Ich habe mich für das Spektrum nach DIN5031 aus dem Jahr 2011 entschieden. Das scheint ein brauchbarer Mittelwert zu sein, an dem man sich zumindest grob orientieren kann. Die letzte Spalte gibt also die prozentuale Verteilung dieses Wirkspektrums an. So hat man schonmal eine grobe Vergleichsmöglichkeit, ob man zum Beispiel zu viel blau hat.
So viel zur trockenen Theorie. Jetzt mal ein schönes Bild ;)
Das Bild zeigt die resultierende Spektralkurve aus unserem Beispiel, dargestellt durch die schwarze Kurve. Die grüne Kurve stellt das Wirkspektrum dar, und zwar unter der Annahme der selben Leistung. Das heißt, die Fläche unter beiden Kurven entspricht 6,42W. Die senkrechten hellblauen Linien markieren die Grenzen für die unterschiedlichen spektralen Bereiche.
In dem gezeigten Beispiel sieht man einige Dinge auch recht schön. Zum Beispiel die Spitzen, die durch das enge Spektrum von einfarbigen LEDs entstehen. Die ergeben aber durchaus Sinn. Es ist nicht unbedingt nötig, dass Wirkspektrum mit akribischer Genauigkeit nachzubilden. Hier kommen die Prozentzahlen ins Spiel.

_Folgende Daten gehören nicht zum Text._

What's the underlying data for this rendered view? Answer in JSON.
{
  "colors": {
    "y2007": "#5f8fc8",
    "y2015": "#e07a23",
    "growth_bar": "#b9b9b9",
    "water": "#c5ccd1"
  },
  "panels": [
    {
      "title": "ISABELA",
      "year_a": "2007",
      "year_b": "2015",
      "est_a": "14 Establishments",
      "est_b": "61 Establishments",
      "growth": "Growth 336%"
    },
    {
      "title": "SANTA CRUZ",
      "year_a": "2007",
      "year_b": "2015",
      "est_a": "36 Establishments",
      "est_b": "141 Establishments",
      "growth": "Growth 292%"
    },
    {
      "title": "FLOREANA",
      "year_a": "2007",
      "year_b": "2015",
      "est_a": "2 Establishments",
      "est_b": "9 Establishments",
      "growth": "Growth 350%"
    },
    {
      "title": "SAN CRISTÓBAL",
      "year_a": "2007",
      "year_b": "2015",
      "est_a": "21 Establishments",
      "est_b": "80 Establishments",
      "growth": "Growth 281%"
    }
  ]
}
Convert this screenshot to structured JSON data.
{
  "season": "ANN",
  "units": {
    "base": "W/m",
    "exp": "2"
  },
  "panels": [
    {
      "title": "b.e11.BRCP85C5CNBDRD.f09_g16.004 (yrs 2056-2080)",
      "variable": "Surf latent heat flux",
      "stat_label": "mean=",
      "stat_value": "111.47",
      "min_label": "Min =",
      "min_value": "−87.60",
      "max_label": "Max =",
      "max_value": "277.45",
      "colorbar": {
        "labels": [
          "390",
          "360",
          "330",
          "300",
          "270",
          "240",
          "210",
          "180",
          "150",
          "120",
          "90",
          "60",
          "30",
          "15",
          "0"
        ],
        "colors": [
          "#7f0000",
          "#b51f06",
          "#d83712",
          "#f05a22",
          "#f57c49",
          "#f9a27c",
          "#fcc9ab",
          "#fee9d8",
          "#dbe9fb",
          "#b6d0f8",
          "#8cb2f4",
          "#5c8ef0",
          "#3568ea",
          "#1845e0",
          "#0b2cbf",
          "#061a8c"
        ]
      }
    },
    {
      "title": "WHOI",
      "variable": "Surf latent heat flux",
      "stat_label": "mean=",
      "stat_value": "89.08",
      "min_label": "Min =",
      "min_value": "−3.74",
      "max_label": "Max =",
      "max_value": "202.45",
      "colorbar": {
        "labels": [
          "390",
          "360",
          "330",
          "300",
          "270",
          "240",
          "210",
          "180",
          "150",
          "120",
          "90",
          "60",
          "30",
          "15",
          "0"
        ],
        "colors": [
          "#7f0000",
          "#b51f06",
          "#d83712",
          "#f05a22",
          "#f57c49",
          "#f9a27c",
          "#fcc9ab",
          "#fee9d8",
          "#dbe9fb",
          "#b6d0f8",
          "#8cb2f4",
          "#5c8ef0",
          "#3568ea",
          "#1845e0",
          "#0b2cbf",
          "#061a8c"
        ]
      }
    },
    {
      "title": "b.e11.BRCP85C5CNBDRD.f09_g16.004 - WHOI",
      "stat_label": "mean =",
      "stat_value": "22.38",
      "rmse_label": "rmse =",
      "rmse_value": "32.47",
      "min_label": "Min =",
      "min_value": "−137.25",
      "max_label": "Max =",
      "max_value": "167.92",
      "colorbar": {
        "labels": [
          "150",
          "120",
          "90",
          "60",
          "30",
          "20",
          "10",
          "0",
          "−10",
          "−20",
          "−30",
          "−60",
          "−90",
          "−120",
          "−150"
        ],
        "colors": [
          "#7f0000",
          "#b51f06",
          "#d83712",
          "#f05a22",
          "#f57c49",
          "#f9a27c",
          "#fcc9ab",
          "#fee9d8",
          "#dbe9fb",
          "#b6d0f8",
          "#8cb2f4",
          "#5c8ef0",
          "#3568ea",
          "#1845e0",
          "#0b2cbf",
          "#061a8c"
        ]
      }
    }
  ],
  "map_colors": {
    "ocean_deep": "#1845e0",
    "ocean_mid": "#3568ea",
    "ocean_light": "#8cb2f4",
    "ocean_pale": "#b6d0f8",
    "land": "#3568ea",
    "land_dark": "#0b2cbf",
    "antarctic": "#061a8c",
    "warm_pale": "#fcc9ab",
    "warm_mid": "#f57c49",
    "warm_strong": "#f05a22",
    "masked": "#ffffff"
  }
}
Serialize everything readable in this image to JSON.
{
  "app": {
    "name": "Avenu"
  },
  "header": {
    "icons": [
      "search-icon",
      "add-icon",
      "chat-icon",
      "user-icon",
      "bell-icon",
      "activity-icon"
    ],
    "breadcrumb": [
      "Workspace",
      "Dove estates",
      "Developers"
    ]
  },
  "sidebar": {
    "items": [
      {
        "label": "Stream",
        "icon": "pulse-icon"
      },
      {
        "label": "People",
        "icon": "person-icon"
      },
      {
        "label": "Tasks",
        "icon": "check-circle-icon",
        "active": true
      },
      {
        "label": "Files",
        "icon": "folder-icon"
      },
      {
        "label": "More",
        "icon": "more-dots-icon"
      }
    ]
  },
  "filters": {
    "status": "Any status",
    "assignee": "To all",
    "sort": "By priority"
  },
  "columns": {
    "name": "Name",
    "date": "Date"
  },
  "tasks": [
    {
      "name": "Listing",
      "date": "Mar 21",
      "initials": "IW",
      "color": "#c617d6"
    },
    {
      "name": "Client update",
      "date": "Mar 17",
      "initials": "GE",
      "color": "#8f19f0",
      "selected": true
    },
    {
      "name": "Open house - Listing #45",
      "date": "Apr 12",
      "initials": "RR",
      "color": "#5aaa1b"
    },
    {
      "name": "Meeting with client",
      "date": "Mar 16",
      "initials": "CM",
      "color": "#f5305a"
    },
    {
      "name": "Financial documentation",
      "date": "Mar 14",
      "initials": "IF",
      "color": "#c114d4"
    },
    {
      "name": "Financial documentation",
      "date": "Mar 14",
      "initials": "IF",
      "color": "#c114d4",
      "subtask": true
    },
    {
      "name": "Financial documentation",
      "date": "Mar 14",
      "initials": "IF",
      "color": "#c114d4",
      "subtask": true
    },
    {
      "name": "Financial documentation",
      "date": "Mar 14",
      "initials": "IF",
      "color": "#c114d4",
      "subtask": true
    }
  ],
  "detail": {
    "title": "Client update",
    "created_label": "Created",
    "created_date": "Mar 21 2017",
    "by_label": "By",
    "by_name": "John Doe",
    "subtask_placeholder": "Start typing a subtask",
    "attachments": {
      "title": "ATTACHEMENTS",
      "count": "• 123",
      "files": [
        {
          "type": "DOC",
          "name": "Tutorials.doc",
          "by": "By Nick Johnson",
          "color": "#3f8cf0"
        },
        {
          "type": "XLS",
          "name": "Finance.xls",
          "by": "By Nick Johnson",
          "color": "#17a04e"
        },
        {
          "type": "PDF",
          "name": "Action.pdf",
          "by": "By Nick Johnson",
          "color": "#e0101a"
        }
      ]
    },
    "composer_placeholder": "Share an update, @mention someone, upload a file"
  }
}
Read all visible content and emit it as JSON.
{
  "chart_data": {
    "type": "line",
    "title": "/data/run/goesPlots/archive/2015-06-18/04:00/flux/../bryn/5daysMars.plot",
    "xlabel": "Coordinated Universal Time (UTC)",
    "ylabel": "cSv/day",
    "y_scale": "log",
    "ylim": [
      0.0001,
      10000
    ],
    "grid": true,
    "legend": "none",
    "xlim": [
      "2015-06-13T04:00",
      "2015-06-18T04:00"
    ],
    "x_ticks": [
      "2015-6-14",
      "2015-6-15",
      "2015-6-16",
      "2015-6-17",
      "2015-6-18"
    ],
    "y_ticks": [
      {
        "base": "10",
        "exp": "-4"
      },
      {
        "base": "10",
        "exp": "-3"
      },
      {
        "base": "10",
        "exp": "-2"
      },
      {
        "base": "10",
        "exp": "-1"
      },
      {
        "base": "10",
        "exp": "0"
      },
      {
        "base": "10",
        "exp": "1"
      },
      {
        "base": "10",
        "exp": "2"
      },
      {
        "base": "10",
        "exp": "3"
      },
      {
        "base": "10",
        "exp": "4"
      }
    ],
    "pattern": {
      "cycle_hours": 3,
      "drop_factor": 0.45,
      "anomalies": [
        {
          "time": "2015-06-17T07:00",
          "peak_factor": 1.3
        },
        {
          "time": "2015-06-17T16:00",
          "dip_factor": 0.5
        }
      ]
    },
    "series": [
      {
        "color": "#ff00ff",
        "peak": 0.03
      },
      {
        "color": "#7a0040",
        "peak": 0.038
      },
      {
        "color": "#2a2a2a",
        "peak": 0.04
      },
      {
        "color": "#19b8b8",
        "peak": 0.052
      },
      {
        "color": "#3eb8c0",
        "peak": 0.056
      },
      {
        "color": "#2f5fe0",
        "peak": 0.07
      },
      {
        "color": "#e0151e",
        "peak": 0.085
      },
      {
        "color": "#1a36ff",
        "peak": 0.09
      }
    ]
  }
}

Wie man im blauen Spektrum sehen kann wären 27% der gesamten Strahlungsleistung optimal. Trotz der Spitze ergibt sich in Summe ein fast ideales Verhältnis.
Noch etwas extremer ist es bei rot. Das relativiert sich allerdings etwas, wenn man orange, rot und far red zusammen betrachtet. Die ergeben nach DIN zusammen etwa 50%. Bei unserer Kombination ergibt sich in Summe etwa 54%.
In der Theorie also eine recht gute Kombination. Ob sie in der Praxis aber auch so gut funktioniert hängt von mehreren Faktoren ab, unter anderem von der Pflanze selbst.
Da ich jetzt die Möglichkeit habe möchte ich auch einmal die drei Beleuchtungen von meinem Radieschen Experiment durchrechnen. Zunächst die weißen.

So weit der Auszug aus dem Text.